Asian experts urge better control of Western retailers
Due to aggressive expansion by Western retailers, Asian countries should set up specific retail and wholesale business laws to ensure a fair and level playing field between retail giants and small stores, Asian business experts said yesterday.
Published on January 9, 2008
At a Bangkok seminar entitled "The Asian Forum on Retail and Wholesale Business", panellists from Asia shared the view that large Western retailers had hurt small local stores.
They concluded that with specific retail business laws, Asian countries would be able to protect local shops and create fair business practices.
The director-general of the Internal Trade Department, Yangyong Phuangrach, said the Commerce Ministry planned to proceed with proposed changes to the country's Retail and Wholesale Business Bill by submitting a draft of amendments to the next Cabinet. This would ensure that small shopkeepers and retail giants compete on the basis of fair regulations.
"The current conflict between large and small retailers in Thailand cannot be solved without a specific law to manipulate them," Yangyong said, adding that all Asian countries agreed on the need for such specific legislation.
He said it had not been smooth sailing for changes to the Retail and Wholesale Business Bill because the National Legislative Assembly had stopped its task of considering new laws and had left a decision on the draft to the new Parliament.
A senior official of South Korea's Commerce, Industry and Energy Ministry, Lee Joong Yeop, said all Asian countries had faced the same problem of Western retail giants "plaguing the region". It had damaged all local operators.
To solve the problem, he said governments must set clear measures to support small- and medium-sized enterprises (SMEs) as well as creating median laws to formulate the retail business.
Before 1994, local retailers in South Korea held more than a 98-per-cent share of the retail market. Now, their share is less than 75 per cent and is gradually decreasing because of Western retail expansion, he said.
A representative of Malaysia's Domestic Trade and Consumer Ministry, Mohamed Elias Bin Abu Bakar, said specific laws were a must for countries that were facing massive expansion by modern traders, to protect mom and pop stores before they disappeared altogether and to create fair trading practices.
He said that in the face of multinational retail expansion, Malaysia had formed its own guidelines and enacted specific laws to formulate the retail business. These provide a minimum distance from the capital for large retailers, and at least 50 per cent of the goods they sell must be provided by local producers. This increases opportunities for local SMEs as well as ensuring that benefits will not go to foreign shareholders alone.
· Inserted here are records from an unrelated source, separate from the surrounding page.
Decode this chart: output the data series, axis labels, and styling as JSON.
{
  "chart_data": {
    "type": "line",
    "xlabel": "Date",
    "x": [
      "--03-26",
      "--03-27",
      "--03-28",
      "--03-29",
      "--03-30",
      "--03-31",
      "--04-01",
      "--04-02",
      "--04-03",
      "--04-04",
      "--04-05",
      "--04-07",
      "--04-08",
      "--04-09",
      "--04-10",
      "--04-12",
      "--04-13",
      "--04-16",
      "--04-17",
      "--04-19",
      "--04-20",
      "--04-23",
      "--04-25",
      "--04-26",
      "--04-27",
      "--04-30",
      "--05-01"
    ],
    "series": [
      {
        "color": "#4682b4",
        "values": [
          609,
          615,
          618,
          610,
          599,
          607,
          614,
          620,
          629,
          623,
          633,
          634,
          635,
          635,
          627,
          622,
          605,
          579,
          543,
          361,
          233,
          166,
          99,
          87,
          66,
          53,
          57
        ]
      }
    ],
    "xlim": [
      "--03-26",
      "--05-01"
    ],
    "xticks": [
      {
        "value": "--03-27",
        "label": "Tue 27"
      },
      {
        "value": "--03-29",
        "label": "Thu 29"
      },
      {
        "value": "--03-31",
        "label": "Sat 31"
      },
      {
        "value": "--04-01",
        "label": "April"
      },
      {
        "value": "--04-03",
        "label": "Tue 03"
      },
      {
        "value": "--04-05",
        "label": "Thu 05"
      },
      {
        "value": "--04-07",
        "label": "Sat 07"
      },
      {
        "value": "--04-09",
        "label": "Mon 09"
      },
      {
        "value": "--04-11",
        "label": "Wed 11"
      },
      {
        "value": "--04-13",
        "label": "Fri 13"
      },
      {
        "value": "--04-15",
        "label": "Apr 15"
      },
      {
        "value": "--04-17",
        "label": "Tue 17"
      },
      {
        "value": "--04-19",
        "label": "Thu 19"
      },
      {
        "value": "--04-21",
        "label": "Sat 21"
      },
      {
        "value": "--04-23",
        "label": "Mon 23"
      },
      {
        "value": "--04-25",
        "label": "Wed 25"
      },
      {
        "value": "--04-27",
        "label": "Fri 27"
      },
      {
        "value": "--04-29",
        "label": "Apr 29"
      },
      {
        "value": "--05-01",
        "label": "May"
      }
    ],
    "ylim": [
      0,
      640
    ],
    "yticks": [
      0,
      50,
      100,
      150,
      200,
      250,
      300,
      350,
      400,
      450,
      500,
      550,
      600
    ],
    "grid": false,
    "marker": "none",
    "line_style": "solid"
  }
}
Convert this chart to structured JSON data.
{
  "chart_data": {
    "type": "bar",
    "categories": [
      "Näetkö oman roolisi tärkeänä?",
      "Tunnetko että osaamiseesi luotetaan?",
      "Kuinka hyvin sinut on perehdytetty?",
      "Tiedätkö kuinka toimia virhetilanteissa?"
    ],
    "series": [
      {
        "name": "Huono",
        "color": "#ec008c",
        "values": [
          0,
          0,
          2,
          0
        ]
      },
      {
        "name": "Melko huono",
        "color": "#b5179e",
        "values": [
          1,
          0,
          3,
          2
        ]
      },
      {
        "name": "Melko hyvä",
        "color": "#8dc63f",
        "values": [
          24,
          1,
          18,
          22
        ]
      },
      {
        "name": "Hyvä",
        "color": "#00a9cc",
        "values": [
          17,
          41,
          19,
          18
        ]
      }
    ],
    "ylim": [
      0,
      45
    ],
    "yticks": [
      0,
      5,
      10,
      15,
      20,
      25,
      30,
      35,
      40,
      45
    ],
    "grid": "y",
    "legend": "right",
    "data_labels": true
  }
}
A representative of Vietnam's Industry and Trade Ministry, Do Truong Giang, said specific legislation was required to regulate retail business and to allow local stores to survive.
He said a lack of measures to manipulate the retail business had led modern retailers to expand aggressively in Vietnam over the past decade. In 1995, the country had
only 12 supermarkets and two trading centres, but by last year, the number of supermarkets had reached about 300 - and most were owned by foreigners.
To protect local retailers and consumers and create fair practices for foreign investors, he suggested that governments create dialogue concerning the implementation of fair retail business laws involving both the public and the private sector.
Representing the Indonesian Alliance of Consumer Goods Producers and Traditional Market Traders for Fair Trade on Retail Business, Haniwar Syarif said modern retail trading had grown very rapidly in Indonesia, Malaysia and Singapore, at a rate of more than 30 per cent per year. This has forced some traditional retailers to close down because of a lack of competitive efficiency.
He said good and workable regulations to restrict retail operators were essential. Governments should also consider setting up independent regulators to oversee the relationship between large and small retailers, as well as suppliers.